For us, the modelling and machinations highlight something all too real.

Good art doesn’t happen because it passes a check list. Doesn’t happen because there’s a pot of money waiting with its name on it. Doesn’t happen because consultants and regional arts editors say it’ll be good for us.

Funding for public art has nothing to do with art and everything to do with bureaucracy. It is a system that benefits those who have the ability to negotiate the hideous application process and leads to the revolting spectacle of creative artists advertising for people to fill in application forms for them. It is run by bureaucrats to benefit bureaucrats and the friends of bureaucrats.

It is top down mediocrity, it is patronising and arrogant. It is art as ‘prescribed culture’ – a sticking plaster for crap town communities. It is all of this, but it is not art – no matter how ‘risky’ or ‘ambitious’ (and we have no problem with risk, by the way. Risk is good).

Organisations and individuals who can afford to spend several weeks putting the applications together and can actually survive without the funding are usually the ones who end up with the cash. And so the wheel turns, and another so-so sculpture or intervention appears.

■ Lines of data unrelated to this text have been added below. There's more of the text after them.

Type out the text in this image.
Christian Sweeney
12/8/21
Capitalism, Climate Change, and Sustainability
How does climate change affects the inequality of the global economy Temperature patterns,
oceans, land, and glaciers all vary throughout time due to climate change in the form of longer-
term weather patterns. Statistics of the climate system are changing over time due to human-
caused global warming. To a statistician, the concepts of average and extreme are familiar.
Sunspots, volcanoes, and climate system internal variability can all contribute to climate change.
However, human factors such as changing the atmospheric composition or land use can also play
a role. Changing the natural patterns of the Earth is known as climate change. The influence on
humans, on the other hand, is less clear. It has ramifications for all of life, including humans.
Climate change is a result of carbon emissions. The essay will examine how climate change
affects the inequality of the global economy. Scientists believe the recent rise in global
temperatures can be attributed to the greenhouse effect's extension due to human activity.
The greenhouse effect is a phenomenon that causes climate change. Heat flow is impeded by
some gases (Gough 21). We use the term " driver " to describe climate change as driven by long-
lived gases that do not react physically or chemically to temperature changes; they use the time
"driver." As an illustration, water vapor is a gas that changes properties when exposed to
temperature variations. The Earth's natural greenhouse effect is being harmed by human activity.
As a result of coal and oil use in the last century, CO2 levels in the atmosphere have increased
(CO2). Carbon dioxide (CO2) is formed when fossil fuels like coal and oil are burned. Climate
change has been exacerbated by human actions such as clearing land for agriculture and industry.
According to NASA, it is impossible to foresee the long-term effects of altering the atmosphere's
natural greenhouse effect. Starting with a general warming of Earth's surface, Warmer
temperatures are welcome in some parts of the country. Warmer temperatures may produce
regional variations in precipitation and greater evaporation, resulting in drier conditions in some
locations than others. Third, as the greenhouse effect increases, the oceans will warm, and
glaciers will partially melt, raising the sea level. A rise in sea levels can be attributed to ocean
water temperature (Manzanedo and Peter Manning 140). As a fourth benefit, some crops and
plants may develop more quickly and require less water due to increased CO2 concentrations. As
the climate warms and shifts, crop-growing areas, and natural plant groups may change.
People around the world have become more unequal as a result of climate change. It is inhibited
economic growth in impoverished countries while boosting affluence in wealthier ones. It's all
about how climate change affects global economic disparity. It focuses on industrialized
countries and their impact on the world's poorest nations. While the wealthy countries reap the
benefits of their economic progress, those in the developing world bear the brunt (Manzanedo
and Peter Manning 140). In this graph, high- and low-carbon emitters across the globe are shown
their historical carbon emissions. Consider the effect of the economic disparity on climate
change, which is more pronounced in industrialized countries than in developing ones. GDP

As such, Arts Council funded public art is invariably so shaped by the constraints of health and safety and of bureaucratic hoop jumping that it is nothing except the physical form of all that constrains it.

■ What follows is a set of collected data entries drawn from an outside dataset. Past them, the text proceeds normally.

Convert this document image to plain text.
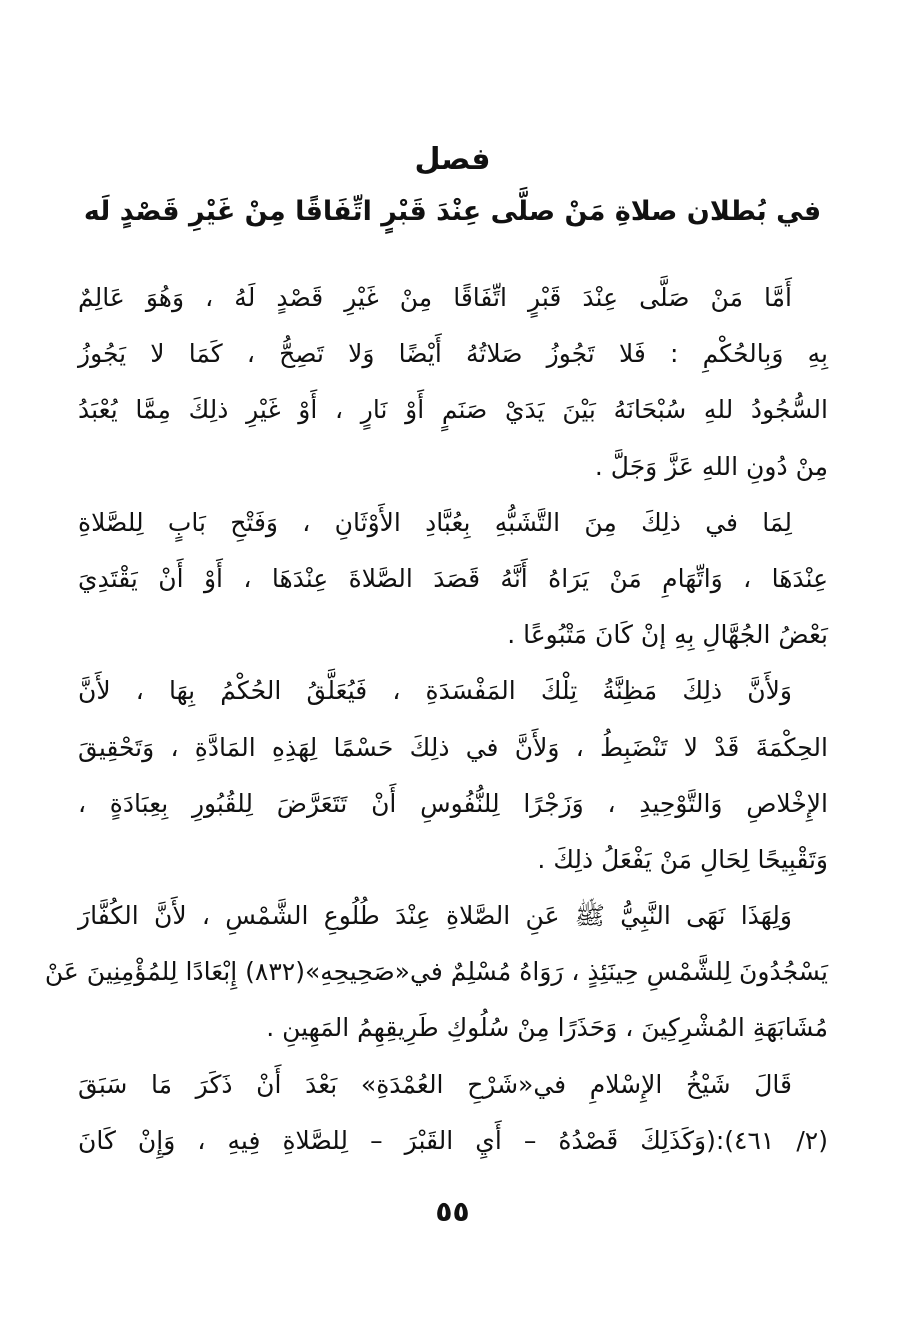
فصل
في بُطلان صلاةِ مَنْ صلَّى عِنْدَ قَبْرٍ اتِّفَاقًا مِنْ غَيْرِ قَصْدٍ لَه
أَمَّا مَنْ صَلَّى عِنْدَ قَبْرٍ اتِّفَاقًا مِنْ غَيْرِ قَصْدٍ لَهُ ، وَهُوَ عَالِمٌ
بِهِ وَبِالحُكْمِ : فَلا تَجُوزُ صَلاتُهُ أَيْضًا وَلا تَصِحُّ ، كَمَا لا يَجُوزُ
السُّجُودُ للهِ سُبْحَانَهُ بَيْنَ يَدَيْ صَنَمٍ أَوْ نَارٍ ، أَوْ غَيْرِ ذلِكَ مِمَّا يُعْبَدُ
مِنْ دُونِ اللهِ عَزَّ وَجَلَّ .
لِمَا في ذلِكَ مِنَ التَّشَبُّهِ بِعُبَّادِ الأَوْثَانِ ، وَفَتْحِ بَابٍ لِلصَّلاةِ
عِنْدَهَا ، وَاتِّهَامِ مَنْ يَرَاهُ أَنَّهُ قَصَدَ الصَّلاةَ عِنْدَهَا ، أَوْ أَنْ يَقْتَدِيَ
بَعْضُ الجُهَّالِ بِهِ إنْ كَانَ مَتْبُوعًا .
وَلأَنَّ ذلِكَ مَظِنَّةُ تِلْكَ المَفْسَدَةِ ، فَيُعَلَّقُ الحُكْمُ بِهَا ، لأَنَّ
الحِكْمَةَ قَدْ لا تَنْضَبِطُ ، وَلأَنَّ في ذلِكَ حَسْمًا لِهَذِهِ المَادَّةِ ، وَتَحْقِيقَ
الإِخْلاصِ وَالتَّوْحِيدِ ، وَزَجْرًا لِلنُّفُوسِ أَنْ تَتَعَرَّضَ لِلقُبُورِ بِعِبَادَةٍ ،
وَتَقْبِيحًا لِحَالِ مَنْ يَفْعَلُ ذلِكَ .
وَلِهَذَا نَهَى النَّبِيُّ ﷺ عَنِ الصَّلاةِ عِنْدَ طُلُوعِ الشَّمْسِ ، لأَنَّ الكُفَّارَ
يَسْجُدُونَ لِلشَّمْسِ حِينَئِذٍ ، رَوَاهُ مُسْلِمٌ في«صَحِيحِهِ»(٨٣٢) إِبْعَادًا لِلمُؤْمِنِينَ عَنْ
مُشَابَهَةِ المُشْرِكِينَ ، وَحَذَرًا مِنْ سُلُوكِ طَرِيقِهِمُ المَهِينِ .
قَالَ شَيْخُ الإِسْلامِ في«شَرْحِ العُمْدَةِ» بَعْدَ أَنْ ذَكَرَ مَا سَبَقَ
(٢/ ٤٦١):(وَكَذَلِكَ قَصْدُهُ – أَيِ القَبْرَ – لِلصَّلاةِ فِيهِ ، وَإِنْ كَانَ
٥٥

The people who are shouting the loudest and predicting a cultural apocalypse in which pasty skinned, dead-eyed youth watch endless repeats of Britain’s Got Talent in a featureless wasteland devoid of colour and beauty are exactly the same people who have cut out a niche for themselves in that world and do very nicely thank you very much from it: all the artists who like their arts council stipend for producing anodyne dross that ticks all the boxes, all the curators who whitter on earnestly about empowering the disenfranchised, accessibility and inclusivity but whose bottom line is a big fat grant cheque and an eye on another one.

Art will not die. If there is never another public sculpture or community arts project where an artist ‘starts a conversation’ with residents of a tower block to see how dance can improve their lives, art will not die. People, young people, will always find new forms of expression that are exciting vital and significant and which will have nothing to do with self-serving pen pushers with mouths full of jargon and plastic cups full of Sauvignon Blanc who potter around their sanitised little world doling out largesse to those who speak the same language as them.

Libraries, day centres for the disabled and elderly, child care, community youth centres and public art galleries, yes. Publicly funded art projects decided by committee no.

It is simply impossible to judge the quality of the work through an application form – let alone, as this fiasco shows, whether it will even do what it promises.

Culture – good culture – will out, whatever happens. Maybe not culture that ticks all the boxes. Maybe not culture that keeps the 4.5 million publicly funded ‘art consultants’ on £262 a day while those day centres close. But we’re really not too bothered about that.

Maybe that’s why the column never worked. Real art is unpredictable – not a negotiation between councils, landlords and arts bodies.

This piece? Too much hot air.

5 Responses to “Art For Whose Sake?”

  1. This new york based artist gets thousands to parachute in something that has no conversation with the place, has no real care or interest in the site, and is willing to flounce off to the highest bidder if we didn’t cough up? There is no risk involved in winning a competition and getting cash thrown at it. Risk is doing something yourself, without the public purse getting involved. Risk is doing something that you can’t explain. Risk isn’t this crap art.

  2. I could never make my mind up as to which I thought was the more ridiculous- the idea itself, or the fact it was meant to celebrate the olympics 200 miles away in London, England, or that it was meant to celebrate the 2012 olympics and yet was allowed to drag on after the games had finished, including into 2013.

    Just because something’s technically difficult to achieve, doesn’t make it art.